Nothing like this though.
A gay relationship, - affair even, - had torn me apart and even the following morning I was still given to sudden emotional outbursts.
I called a mate of mine who lived in the same village as me.
He was a medic but specialising in mental health and held a very senior position in Birmingham, some fifty miles from where we lived.

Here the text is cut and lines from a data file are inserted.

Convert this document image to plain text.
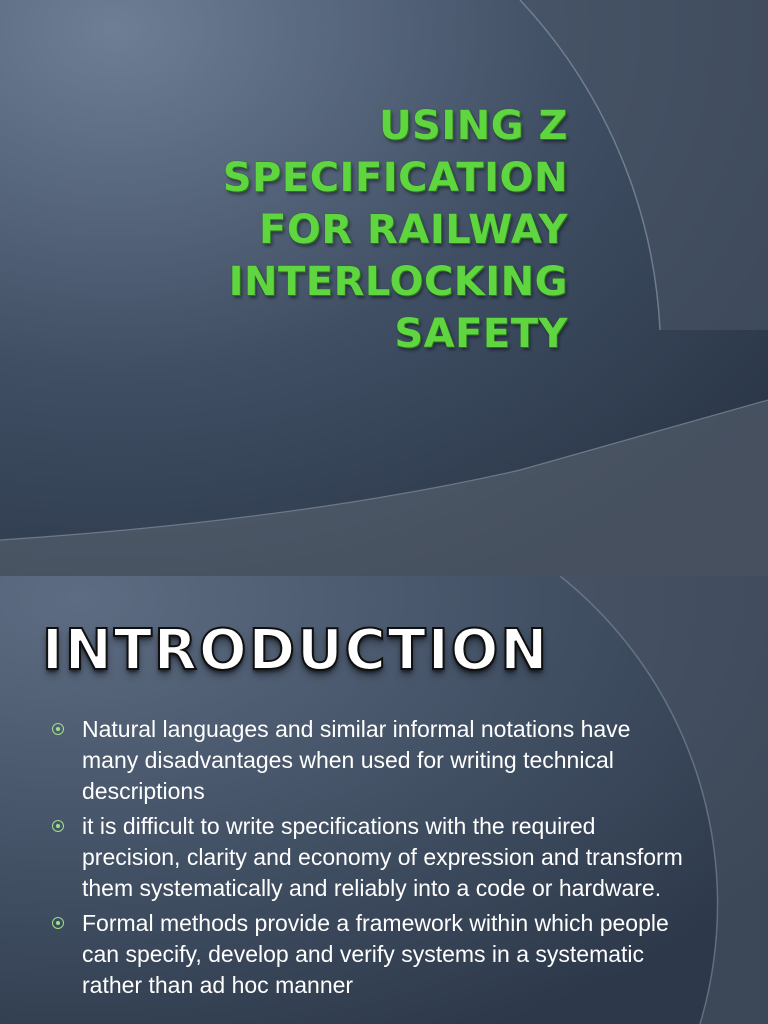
USING Z SPECIFICATION
FOR RAILWAY
INTERLOCKING
SAFETY
INTRODUCTION
Natural languages and similar informal notations have many disadvantages when used for writing technical descriptions
it is difficult to write specifications with the required precision, clarity and economy of expression and transform them systematically and reliably into a code or hardware.
Formal methods provide a framework within which people can specify, develop and verify systems in a systematic rather than ad hoc manner
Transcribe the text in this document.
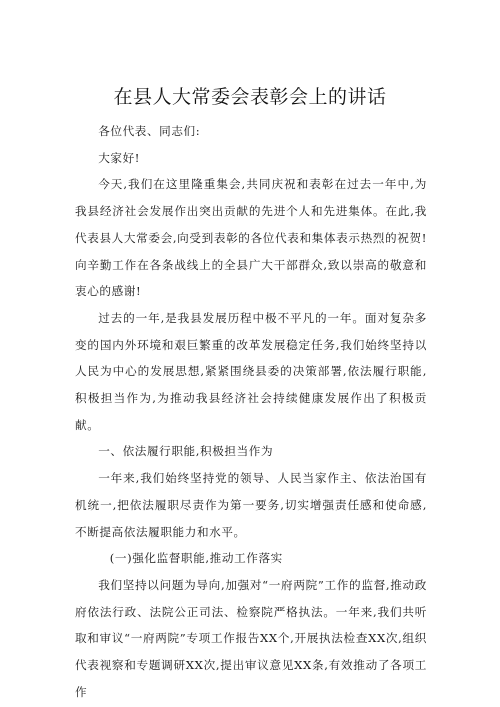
在县人大常委会表彰会上的讲话

各位代表、同志们:

大家好!

今天,我们在这里隆重集会,共同庆祝和表彰在过去一年中,为我县经济社会发展作出突出贡献的先进个人和先进集体。在此,我代表县人大常委会,向受到表彰的各位代表和集体表示热烈的祝贺!向辛勤工作在各条战线上的全县广大干部群众,致以崇高的敬意和衷心的感谢!

过去的一年,是我县发展历程中极不平凡的一年。面对复杂多变的国内外环境和艰巨繁重的改革发展稳定任务,我们始终坚持以人民为中心的发展思想,紧紧围绕县委的决策部署,依法履行职能,积极担当作为,为推动我县经济社会持续健康发展作出了积极贡献。

一、依法履行职能,积极担当作为

一年来,我们始终坚持党的领导、人民当家作主、依法治国有机统一,把依法履职尽责作为第一要务,切实增强责任感和使命感,不断提高依法履职能力和水平。

(一)强化监督职能,推动工作落实

我们坚持以问题为导向,加强对“一府两院”工作的监督,推动政府依法行政、法院公正司法、检察院严格执法。一年来,我们共听取和审议“一府两院”专项工作报告XX个,开展执法检查XX次,组织代表视察和专题调研XX次,提出审议意见XX条,有效推动了各项工作
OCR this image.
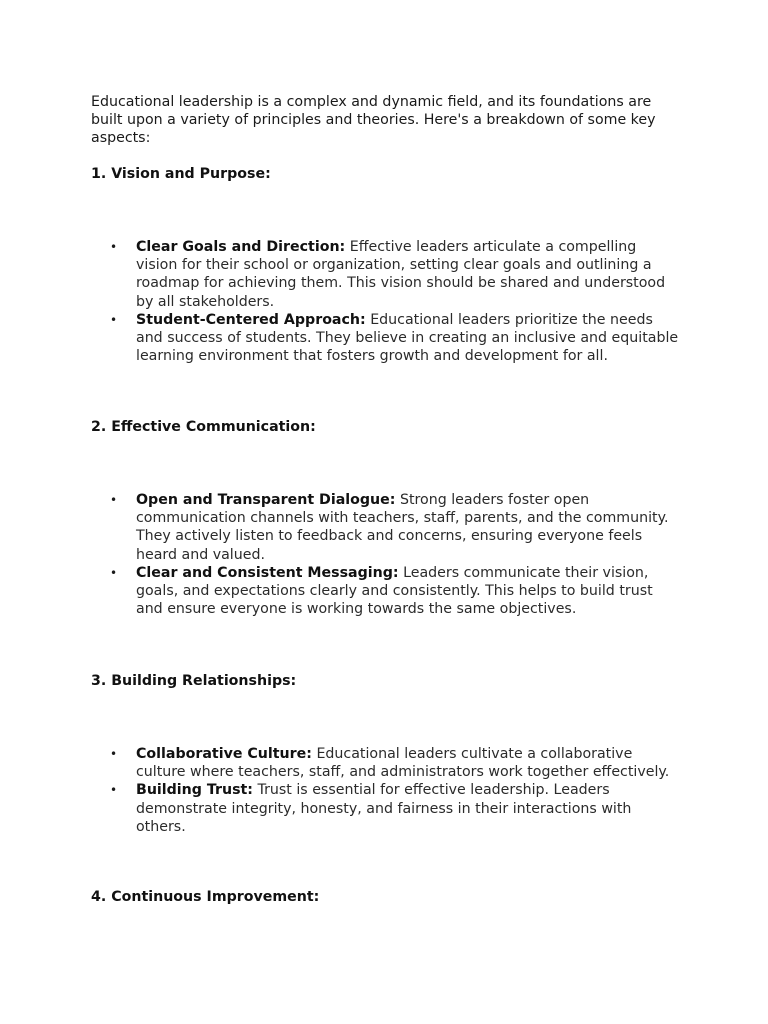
Educational leadership is a complex and dynamic field, and its foundations are built upon a variety of principles and theories. Here's a breakdown of some key aspects:

1. Vision and Purpose:
• Clear Goals and Direction: Effective leaders articulate a compelling vision for their school or organization, setting clear goals and outlining a roadmap for achieving them. This vision should be shared and understood by all stakeholders.
• Student-Centered Approach: Educational leaders prioritize the needs and success of students. They believe in creating an inclusive and equitable learning environment that fosters growth and development for all.
2. Effective Communication:
• Open and Transparent Dialogue: Strong leaders foster open communication channels with teachers, staff, parents, and the community. They actively listen to feedback and concerns, ensuring everyone feels heard and valued.
• Clear and Consistent Messaging: Leaders communicate their vision, goals, and expectations clearly and consistently. This helps to build trust and ensure everyone is working towards the same objectives.
3. Building Relationships:
• Collaborative Culture: Educational leaders cultivate a collaborative culture where teachers, staff, and administrators work together effectively.
• Building Trust: Trust is essential for effective leadership. Leaders demonstrate integrity, honesty, and fairness in their interactions with others.
4. Continuous Improvement:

That said, we'd been close friends for years and I was God Father to his youngest daughter.
I could talk to him even though he was so `Southern Irish' with his approach and I knew he'd tell me how he saw things, -- yeah, - Liam was the only person I could tell and that wouldn't say anything to anybody else.
"For fucks sake John! Why didn't you fucking talk to me before! Jesus fucking Christ man!
Bottle that sort of shit up and you'll be `one of mine' before you can fucking spit!
Get me a can of cider then we'll work this through together."
Half an hour later, - Liam having been given it all, chapter and verse, looked at me.
It must have taken him ten seconds to say "Fucking Hell John?!
You're into kids?!
Oh fucking jaesus man! -------------I don't know!
Oh fuck, -- fuck!!"
"I didn't instigate this Liam. It just happened just like I told you.
I've walked away. I knew it was wrong but the feelings I have for him are still there.
I never for one moment thought that I'd settle for anything else other than a nice bit of skirt!
Why the fuck do you think I'm talking to you!
I'm very scared and I need your help!"
"Ok so you've walked away. Will you have contact with him again in the future?"
"Yes I will but only platonic. No matter what, I still love him and it's almost as if I have a duty of care and I'll tell you another thing, - he would be heartbroken if I didn't!
"You think so?"
"I know so Liam.
I keep copies of all my emails. You can read them and judge for yourself if you want. You'll know I'm not fucking about then."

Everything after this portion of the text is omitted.